New York Times, “A New Kink in the Southern Mind,” May 7, 1857

    Source citation
    “A New Kink in the Southern Mind,” New York Times, May 7, 1857, p. 4: 4.
    Newspaper: Publication
    New York Daily Times
    Newspaper: Headline
    A New Kink in the Southern Mind
    Newspaper: Page(s)
    4
    Newspaper: Column
    4
    Type
    Newspaper
    Date Certainty
    Exact
    Transcriber
    Scott Ackerman, Dickinson College
    Transcription date
    The following text is presented here in complete form, as it originally appeared in print.  Spelling and other typographical errors have been preserved as in the original.

    A New Kink in the Southern Mind.

    When a man keeps a powder magazine in the cellar of his house, every alarm of fire very naturally throws him into a tremor; and he will be likely to neglect a good many important matters in his anxiety to guard against a conflagration. While his neighbors are sleeping soundly in their beds he is lying awake with a beating heart, calculating the possibilities of being blown sky-high by a spontaneous combustion, or from a chance spark lighting upon his roof. This is the unhappy condition of our friends in the Slave States. While the people of the Free States have never felt the slightest apprehensions for the permanence of their institutions, and have been able, therefore, to devote their entire energies to the prosecution of their great enterprises for improving their material prosperity, the people of the Slave States have been comparatively paralyzed by the constant sense of danger which their one perilous institution imposes upon them. Two-thirds, at least, of their time, and their energy, their talents and their means have been devoted to the preservation of their Slave system. All other considerations have been made secondary to this great and overshadowing interest. This comfortable feeling of perfect security which is common in all of the Free States; the people of the South are strangers to. They are obliged to keep a double watch to preserve themselves from the attacks of their Slaves, and to preserve their Slaves from the attacks of outsiders. In addition to the old complicated dangers which have beset them, and kept them constantly in a state bordering on civil war, they have lately discovered a new cause for alarm, and are devising means to avert the new dangers which threatens them.
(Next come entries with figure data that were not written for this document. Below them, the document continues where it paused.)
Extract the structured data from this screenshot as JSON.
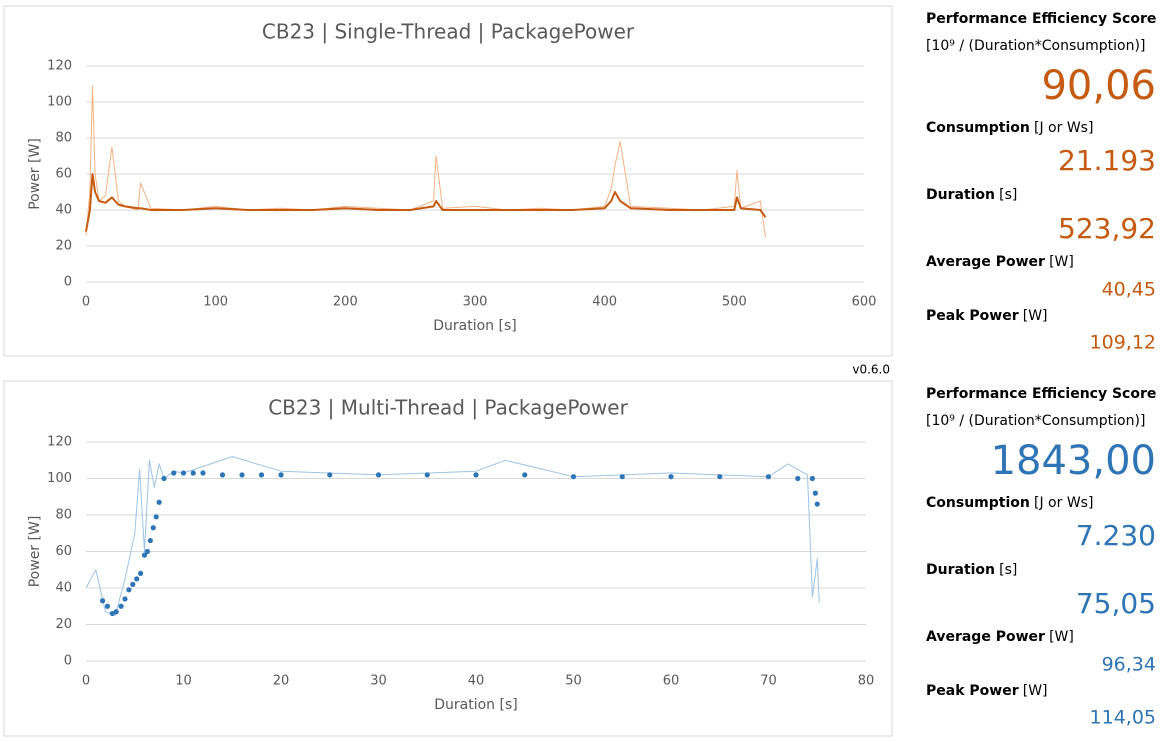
{
  "chart_data": [
    {
      "type": "line",
      "title": "CB23 | Single-Thread | PackagePower",
      "x_label": "Duration [s]",
      "y_label": "Power [W]",
      "xlim": [
        0,
        600
      ],
      "xticks": [
        0,
        100,
        200,
        300,
        400,
        500,
        600
      ],
      "ylim": [
        0,
        120
      ],
      "yticks": [
        0,
        20,
        40,
        60,
        80,
        100,
        120
      ],
      "grid": true,
      "series": [
        {
          "mark": "line",
          "color": "#f4b183",
          "width": 1,
          "x": [
            0,
            3,
            5,
            7,
            10,
            15,
            20,
            25,
            30,
            40,
            42,
            50,
            75,
            100,
            125,
            150,
            175,
            200,
            225,
            250,
            268,
            270,
            275,
            300,
            325,
            350,
            375,
            400,
            405,
            408,
            412,
            420,
            450,
            475,
            500,
            502,
            505,
            520,
            524
          ],
          "values": [
            26,
            50,
            109,
            60,
            45,
            48,
            75,
            45,
            42,
            40,
            55,
            41,
            40,
            42,
            40,
            41,
            40,
            42,
            41,
            40,
            45,
            70,
            41,
            42,
            40,
            41,
            40,
            42,
            52,
            65,
            78,
            42,
            41,
            40,
            42,
            62,
            41,
            45,
            25
          ]
        },
        {
          "mark": "line",
          "color": "#c55a11",
          "width": 2,
          "x": [
            0,
            3,
            5,
            7,
            10,
            15,
            20,
            25,
            30,
            40,
            42,
            50,
            75,
            100,
            125,
            150,
            175,
            200,
            225,
            250,
            268,
            270,
            275,
            300,
            325,
            350,
            375,
            400,
            405,
            408,
            412,
            420,
            450,
            475,
            500,
            502,
            505,
            520,
            524
          ],
          "values": [
            28,
            40,
            60,
            50,
            45,
            44,
            47,
            43,
            42,
            41,
            41,
            40,
            40,
            41,
            40,
            40,
            40,
            41,
            40,
            40,
            42,
            45,
            40,
            40,
            40,
            40,
            40,
            41,
            45,
            50,
            45,
            41,
            40,
            40,
            40,
            47,
            41,
            40,
            36
          ]
        }
      ]
    },
    {
      "type": "line",
      "title": "CB23 | Multi-Thread | PackagePower",
      "x_label": "Duration [s]",
      "y_label": "Power [W]",
      "xlim": [
        0,
        80
      ],
      "xticks": [
        0,
        10,
        20,
        30,
        40,
        50,
        60,
        70,
        80
      ],
      "ylim": [
        0,
        120
      ],
      "yticks": [
        0,
        20,
        40,
        60,
        80,
        100,
        120
      ],
      "grid": true,
      "series": [
        {
          "mark": "line",
          "color": "#9dc3e6",
          "width": 1,
          "x": [
            0,
            1,
            2,
            3,
            4,
            5,
            5.5,
            6,
            6.5,
            7,
            7.5,
            8,
            9,
            10,
            15,
            20,
            30,
            40,
            43,
            50,
            60,
            70,
            72,
            74,
            74.5,
            75,
            75.2
          ],
          "values": [
            40,
            50,
            27,
            25,
            45,
            70,
            105,
            60,
            110,
            95,
            108,
            100,
            104,
            103,
            112,
            104,
            102,
            104,
            110,
            101,
            103,
            101,
            108,
            102,
            35,
            56,
            32
          ]
        },
        {
          "mark": "dot",
          "color": "#2e75b6",
          "width": 2.6,
          "x": [
            1.7,
            2.2,
            2.7,
            3.1,
            3.6,
            4.0,
            4.4,
            4.8,
            5.2,
            5.6,
            6.0,
            6.3,
            6.6,
            6.9,
            7.2,
            7.5,
            8,
            9,
            10,
            11,
            12,
            14,
            16,
            18,
            20,
            25,
            30,
            35,
            40,
            45,
            50,
            55,
            60,
            65,
            70,
            73,
            74.5,
            74.8,
            75
          ],
          "values": [
            33,
            30,
            26,
            27,
            30,
            34,
            39,
            42,
            45,
            48,
            58,
            60,
            66,
            73,
            79,
            87,
            100,
            103,
            103,
            103,
            103,
            102,
            102,
            102,
            102,
            102,
            102,
            102,
            102,
            102,
            101,
            101,
            101,
            101,
            101,
            100,
            100,
            92,
            86
          ]
        }
      ]
    }
  ],
  "version": "v0.6.0",
  "panels": [
    {
      "color": "#c55a11",
      "score_label": "Performance Efficiency Score",
      "score_unit": "[10⁹ / (Duration*Consumption)]",
      "score": "90,06",
      "items": [
        {
          "label": "Consumption",
          "unit": "[J or Ws]",
          "value": "21.193"
        },
        {
          "label": "Duration",
          "unit": "[s]",
          "value": "523,92"
        },
        {
          "label": "Average Power",
          "unit": "[W]",
          "value": "40,45"
        },
        {
          "label": "Peak Power",
          "unit": "[W]",
          "value": "109,12"
        }
      ]
    },
    {
      "color": "#2e75b6",
      "score_label": "Performance Efficiency Score",
      "score_unit": "[10⁹ / (Duration*Consumption)]",
      "score": "1843,00",
      "items": [
        {
          "label": "Consumption",
          "unit": "[J or Ws]",
          "value": "7.230"
        },
        {
          "label": "Duration",
          "unit": "[s]",
          "value": "75,05"
        },
        {
          "label": "Average Power",
          "unit": "[W]",
          "value": "96,34"
        },
        {
          "label": "Peak Power",
          "unit": "[W]",
          "value": "114,05"
        }
      ]
    }
  ]
}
    The New Orleans Crescent, the L’Union of Louisiana, and the Charleston Mercury, profess to have discovered a menacing danger to their institution in Virginia, and other Border States, which must inevitably be compelled, from the impossibility of keeping their slaves, to sell off all their live property and then join the great Free States of the North and West. The effect of such a movement as this would be to convert all the adjoining Slave States into Border States, which would, in time, be compelled to follow the example of their immediate, neighbors, and so the process of converting interior States into Border States, and Border States into Free States, until Slavery would extinguish itself by natural and inevitable law. We must confess that there is a shadow of reality in these border chimeras of Louisiana and South Carolina.
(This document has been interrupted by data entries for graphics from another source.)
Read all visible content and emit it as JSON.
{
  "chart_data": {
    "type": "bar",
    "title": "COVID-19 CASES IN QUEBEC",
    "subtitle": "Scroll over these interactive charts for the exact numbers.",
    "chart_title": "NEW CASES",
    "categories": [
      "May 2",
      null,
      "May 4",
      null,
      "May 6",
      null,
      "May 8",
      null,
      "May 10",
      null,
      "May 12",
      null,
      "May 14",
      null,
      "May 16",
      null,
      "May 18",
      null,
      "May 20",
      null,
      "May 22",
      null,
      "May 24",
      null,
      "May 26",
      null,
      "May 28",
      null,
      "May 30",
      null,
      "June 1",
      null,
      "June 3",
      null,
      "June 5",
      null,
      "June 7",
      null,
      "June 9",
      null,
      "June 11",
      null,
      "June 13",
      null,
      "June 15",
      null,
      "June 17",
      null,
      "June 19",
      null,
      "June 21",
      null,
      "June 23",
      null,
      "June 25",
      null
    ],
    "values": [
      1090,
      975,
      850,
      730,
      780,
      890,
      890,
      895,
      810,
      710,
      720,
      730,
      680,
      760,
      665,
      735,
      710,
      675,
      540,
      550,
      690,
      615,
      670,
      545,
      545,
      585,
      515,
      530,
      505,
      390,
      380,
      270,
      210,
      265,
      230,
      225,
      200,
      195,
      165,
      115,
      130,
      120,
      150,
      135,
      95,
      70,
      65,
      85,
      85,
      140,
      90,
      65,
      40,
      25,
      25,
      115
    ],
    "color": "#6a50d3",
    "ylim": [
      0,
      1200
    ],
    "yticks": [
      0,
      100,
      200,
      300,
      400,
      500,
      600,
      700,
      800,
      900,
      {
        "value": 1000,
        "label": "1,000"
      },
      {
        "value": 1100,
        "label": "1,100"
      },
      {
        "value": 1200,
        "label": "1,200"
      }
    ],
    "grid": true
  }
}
    To prevent Slavery from committing felo de se, the Crescent has suggested that the only effective course will be, for the interior Slave States to pass laws prohibiting the importation of slaves from the Border States. It being presumed that Virginia, and the other breeding States, being denied a market for their great staple, will never feel themselves able to bear so great a loss as the emancipation of their slaves would entail upon them, and that they do now, a cordon of Border States to prevent the escape of slaves from the interior states.
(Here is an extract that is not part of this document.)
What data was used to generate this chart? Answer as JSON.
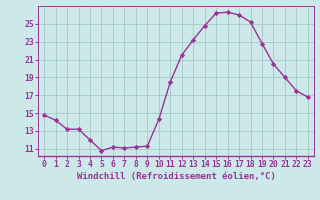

    The objection to this ingenious plan is that the slaves of Virginia are absolutely necessary to the States further South, which do not breed enough laborers for their own wants. To obviate the difficulties from this cause two different schemes have been proposed; one is to reopen the African slave trade, and the other to import Coolies from China. The New-Orleans papers, and especially the Delta, are in favor of the first, while the Charleston Mercury decides in favor of the Coolies. In the meantime, while these points are in the process of discussion by Louisiana and South Carolina, Virginia must look on with very singular sensations to find herself regarded as inevitably taking her natural position as a Free State, unless she can be coerced into the permanent condition of a slave breeder. Perhaps she may come to the conclusion that her only safety lies in taking Time by the forelock and selling off all her slave property while there is yet a market open to her.